Deze uitspraak is gedaan op 31 mei 2006 en op dezelfde dag in het openbaar uitgesproken door mr. A.J. Roke, in tegenwoordigheid van mr. E.J.E.M. Anderluh-Vanherck, griffier.
Afschrift verzonden aan partijen op:
De rechtbank heeft geen bezwaar tegen afgifte door de griffier van een afschrift van de uitspraak in geanonimiseerde vorm.

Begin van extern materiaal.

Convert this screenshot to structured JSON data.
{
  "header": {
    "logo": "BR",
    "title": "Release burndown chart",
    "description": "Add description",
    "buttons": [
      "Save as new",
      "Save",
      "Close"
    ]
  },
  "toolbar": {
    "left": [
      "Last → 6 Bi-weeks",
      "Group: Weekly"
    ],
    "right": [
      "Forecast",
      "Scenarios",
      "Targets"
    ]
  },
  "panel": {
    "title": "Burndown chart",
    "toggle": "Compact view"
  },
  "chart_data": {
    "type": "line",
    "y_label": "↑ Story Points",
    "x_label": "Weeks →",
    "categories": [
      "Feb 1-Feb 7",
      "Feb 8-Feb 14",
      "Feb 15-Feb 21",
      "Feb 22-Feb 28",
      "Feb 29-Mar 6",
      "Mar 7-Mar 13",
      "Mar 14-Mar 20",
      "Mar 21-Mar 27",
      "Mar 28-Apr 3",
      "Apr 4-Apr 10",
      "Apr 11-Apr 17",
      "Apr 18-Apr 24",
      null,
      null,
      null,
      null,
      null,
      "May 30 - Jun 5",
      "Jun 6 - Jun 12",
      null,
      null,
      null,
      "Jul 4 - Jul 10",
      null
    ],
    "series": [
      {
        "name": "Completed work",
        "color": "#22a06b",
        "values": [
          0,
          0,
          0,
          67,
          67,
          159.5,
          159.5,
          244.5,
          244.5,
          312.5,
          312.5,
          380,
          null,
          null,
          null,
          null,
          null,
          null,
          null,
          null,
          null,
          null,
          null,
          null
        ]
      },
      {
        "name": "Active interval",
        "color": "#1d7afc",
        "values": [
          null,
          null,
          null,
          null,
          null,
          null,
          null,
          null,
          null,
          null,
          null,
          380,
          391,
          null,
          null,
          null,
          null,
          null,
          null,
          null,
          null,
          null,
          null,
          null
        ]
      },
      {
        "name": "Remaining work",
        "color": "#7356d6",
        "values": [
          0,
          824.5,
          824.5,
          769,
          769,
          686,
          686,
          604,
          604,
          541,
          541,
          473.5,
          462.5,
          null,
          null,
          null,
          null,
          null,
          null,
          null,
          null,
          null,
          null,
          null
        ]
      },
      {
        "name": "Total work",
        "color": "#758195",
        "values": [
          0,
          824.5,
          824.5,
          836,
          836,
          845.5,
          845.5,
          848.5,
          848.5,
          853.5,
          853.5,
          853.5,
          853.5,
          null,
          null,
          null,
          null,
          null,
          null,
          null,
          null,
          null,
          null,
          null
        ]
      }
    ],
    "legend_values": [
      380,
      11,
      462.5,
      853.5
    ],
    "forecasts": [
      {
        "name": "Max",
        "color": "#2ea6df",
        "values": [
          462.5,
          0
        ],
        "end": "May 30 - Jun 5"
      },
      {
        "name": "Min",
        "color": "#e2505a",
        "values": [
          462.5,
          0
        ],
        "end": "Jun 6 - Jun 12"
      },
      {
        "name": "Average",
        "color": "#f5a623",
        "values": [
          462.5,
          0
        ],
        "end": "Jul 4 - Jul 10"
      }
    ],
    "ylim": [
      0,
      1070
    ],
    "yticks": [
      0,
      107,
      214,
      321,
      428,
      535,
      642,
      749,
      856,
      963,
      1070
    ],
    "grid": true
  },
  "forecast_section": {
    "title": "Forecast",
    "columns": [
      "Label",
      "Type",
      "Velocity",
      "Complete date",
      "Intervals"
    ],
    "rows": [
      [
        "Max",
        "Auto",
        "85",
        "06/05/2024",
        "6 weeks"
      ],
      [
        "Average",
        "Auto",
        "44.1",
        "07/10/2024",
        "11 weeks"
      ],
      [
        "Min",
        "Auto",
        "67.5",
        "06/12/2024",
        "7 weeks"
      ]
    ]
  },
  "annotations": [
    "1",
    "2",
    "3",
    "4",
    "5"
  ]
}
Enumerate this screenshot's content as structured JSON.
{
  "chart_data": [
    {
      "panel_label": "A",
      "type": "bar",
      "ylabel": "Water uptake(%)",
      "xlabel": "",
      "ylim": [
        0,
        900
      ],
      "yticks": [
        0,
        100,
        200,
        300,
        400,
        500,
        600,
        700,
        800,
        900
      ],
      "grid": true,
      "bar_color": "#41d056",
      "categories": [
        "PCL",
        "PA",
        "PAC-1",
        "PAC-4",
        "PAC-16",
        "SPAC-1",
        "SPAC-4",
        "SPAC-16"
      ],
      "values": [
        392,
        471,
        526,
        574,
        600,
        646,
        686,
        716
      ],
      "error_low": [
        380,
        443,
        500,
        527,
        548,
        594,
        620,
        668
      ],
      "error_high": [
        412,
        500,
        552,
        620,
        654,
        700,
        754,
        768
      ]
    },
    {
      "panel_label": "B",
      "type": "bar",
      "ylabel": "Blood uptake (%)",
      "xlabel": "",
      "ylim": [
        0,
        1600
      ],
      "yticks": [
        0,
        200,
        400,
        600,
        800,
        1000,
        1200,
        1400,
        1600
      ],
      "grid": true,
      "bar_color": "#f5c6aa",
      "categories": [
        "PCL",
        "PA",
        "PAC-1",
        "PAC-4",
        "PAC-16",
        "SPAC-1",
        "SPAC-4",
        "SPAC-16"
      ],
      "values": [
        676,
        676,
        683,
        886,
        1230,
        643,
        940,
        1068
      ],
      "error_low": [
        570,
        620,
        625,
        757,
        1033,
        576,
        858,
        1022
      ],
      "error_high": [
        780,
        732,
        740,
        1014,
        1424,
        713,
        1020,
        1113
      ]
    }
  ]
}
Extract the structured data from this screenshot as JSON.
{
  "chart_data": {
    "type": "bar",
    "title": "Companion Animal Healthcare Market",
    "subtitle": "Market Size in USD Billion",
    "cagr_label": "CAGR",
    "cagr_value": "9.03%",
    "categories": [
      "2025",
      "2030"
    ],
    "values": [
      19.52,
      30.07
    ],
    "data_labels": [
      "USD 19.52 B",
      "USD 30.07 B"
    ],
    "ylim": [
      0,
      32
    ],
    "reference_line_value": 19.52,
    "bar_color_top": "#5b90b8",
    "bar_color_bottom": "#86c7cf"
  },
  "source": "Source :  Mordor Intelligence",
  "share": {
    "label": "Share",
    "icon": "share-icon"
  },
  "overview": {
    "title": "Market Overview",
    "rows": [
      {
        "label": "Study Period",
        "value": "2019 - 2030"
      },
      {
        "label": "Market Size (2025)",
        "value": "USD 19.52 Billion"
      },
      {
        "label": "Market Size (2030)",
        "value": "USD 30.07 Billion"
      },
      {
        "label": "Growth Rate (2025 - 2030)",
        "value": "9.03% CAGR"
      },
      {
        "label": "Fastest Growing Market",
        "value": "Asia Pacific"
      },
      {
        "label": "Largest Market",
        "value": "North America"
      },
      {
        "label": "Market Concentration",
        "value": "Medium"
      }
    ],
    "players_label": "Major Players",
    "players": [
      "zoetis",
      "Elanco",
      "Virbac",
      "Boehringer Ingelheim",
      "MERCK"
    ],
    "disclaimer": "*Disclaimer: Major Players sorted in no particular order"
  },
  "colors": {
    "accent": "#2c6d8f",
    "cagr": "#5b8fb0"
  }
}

Tegen deze uitspraak kunnen partijen binnen zes weken na de verzenddatum:
- hoger beroep instellen bij het gerechtshof te Amsterdam (belastingkamer), Postbus 1312, 1000 BH Amsterdam, dan wel
- beroep in cassatie instellen bij de Hoge Raad der Nederlanden (belastingkamer), Postbus 20303, 2500 EH Den Haag, mits de wederpartij daarmee schriftelijk instemt.
N.B. Bij het bestuursorgaan berust de bevoegdheid tot het instellen van beroep in cassatie niet bij de ambtenaar die de procedure voor de rechtbank heeft gevoerd.
Bij het instellen van hoger beroep dan wel beroep in cassatie dient het volgende in acht te worden genomen:
1 - bij het beroepschrift wordt een afschrift van deze uitspraak overgelegd;
2 - het beroepschrift moet ondertekend zijn en ten minste het volgende vermelden:
a. de naam en het adres van de indiener;
b. een dagtekening;
c. een omschrijving van de uitspraak waartegen het hoger beroep dan wel het beroep in cassatie is ingesteld;
d. de gronden van het hoger beroep dan wel het beroep in cassatie.
Bij het instellen van beroep in cassatie dient daarnaast in acht te worden genomen dat bij het beroepschrift een schriftelijke verklaring van de wederpartij wordt gevoegd, inhoudende dat wordt ingestemd met het instellen van beroep in cassatie tegen de uitspraak van de rechtbank.